Defect analysis and solution of trial casting blank

1 Inspection for fleshy defects of castings

The contour of the two blanks is clear, and there is no obvious shrinkage cavity in the isolated liquid phase area, but there is an obvious “sarcoma” in one part of the blank relative to the outer contour of the outlet box, as shown in the figure. Carefully observe the defect position, the shape is irregular, indicating that the coarse sugar is obviously mixed with sand particles. This part has an opening in the similar part of the outer contour of the motor shell, but there is no similar defect in other parts.

Cause analysis; in sand filling direction, the direction of sand falling is consistent with the direction of the runner. Through the diagram, we can see that there is a bar on each side of the defective parts. Although there are vibratory treatments after the sand fall, these two bars obstruct the movement of the sand particles, causing the compaction degree of this part not enough.

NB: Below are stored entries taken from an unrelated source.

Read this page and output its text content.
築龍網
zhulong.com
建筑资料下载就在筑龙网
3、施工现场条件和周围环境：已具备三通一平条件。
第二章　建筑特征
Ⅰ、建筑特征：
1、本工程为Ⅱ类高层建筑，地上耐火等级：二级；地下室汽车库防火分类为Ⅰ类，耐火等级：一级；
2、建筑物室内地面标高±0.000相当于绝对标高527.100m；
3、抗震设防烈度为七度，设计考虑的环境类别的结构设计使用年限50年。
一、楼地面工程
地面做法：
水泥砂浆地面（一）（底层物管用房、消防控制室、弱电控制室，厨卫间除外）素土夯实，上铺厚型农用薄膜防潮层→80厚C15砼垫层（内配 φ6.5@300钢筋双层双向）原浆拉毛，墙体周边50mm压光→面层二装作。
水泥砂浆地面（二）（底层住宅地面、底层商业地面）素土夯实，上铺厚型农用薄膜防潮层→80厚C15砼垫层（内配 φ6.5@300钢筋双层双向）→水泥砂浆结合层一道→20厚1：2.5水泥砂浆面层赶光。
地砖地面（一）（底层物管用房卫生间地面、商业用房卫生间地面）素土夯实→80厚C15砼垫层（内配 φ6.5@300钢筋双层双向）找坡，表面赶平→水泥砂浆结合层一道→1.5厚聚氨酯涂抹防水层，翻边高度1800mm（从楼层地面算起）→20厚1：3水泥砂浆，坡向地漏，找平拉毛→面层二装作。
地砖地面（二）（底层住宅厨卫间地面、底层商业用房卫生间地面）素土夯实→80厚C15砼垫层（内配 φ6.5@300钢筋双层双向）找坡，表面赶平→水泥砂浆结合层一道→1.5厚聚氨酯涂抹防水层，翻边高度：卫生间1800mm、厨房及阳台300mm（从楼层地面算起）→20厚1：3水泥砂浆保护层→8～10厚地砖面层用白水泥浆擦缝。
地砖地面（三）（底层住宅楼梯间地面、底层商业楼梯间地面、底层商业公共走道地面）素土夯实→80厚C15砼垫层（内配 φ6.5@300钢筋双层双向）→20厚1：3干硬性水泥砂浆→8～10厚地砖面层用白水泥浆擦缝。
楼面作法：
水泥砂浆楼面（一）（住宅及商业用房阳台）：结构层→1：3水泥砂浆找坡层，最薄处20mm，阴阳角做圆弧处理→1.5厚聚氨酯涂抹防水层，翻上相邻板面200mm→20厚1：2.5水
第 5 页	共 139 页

Finally, the casting coating will be destroyed after the liquid metal enters, and the metal liquid will be mixed with the sand grains. Sarcomas formed after coagulation.

Solution: under the condition that the installation of motor shell parts will not interfere with this part, make an inclined plane of the defective part pit so that the sand can flow in. At the same time, when filling the sand, let the operator manually fill this part with some sand first. Under the control of the process, the defects of this part were eliminated by the subsequent casting.

2 Casting sintering

After solving the problem of the external mold of the casting, the internal wall thickness of the casting is checked by slicing after machining.

The design wall thickness of the small end face is 10 ± 0.5, and the anatomical result is ideal. The design wall thickness of the inner part of the water chamber reaches 7. The wall thickness of the water chamber is obviously not up to the standard. The sand core is seriously deformed, causing the inner wall to be thick and the outer wall to be too thin. Moreover, there is serious sintering near the water inlet in the upper right corner of the figure, and there is partial wall penetration.

Cause analysis: the water jacket core is too thin to bear the compaction pressure, resulting in the fracture of the sand core in the water inlet hole, resulting in sintering, wall penetration, and overall deformation after the fracture of the sand core, resulting in the uneven thickness of the inner and outer walls of the whole water chamber.

Solution: in the original design, only the core bone is added at the disconnection of the core head ring of the water jacket, and the strength of the core head is enough, but the part of the water jacket is too fragile. After research, it is decided to add a core bone with a diameter of 3.8 at the water inlet and outlet of the water jacket core, as shown in Figure 5-14. After the core bone is added, the strength of the water jacket core is effectively improved, and the sintering situation does not appear. After several rounds of trial production, the wall thickness of the water chamber has reached the standard.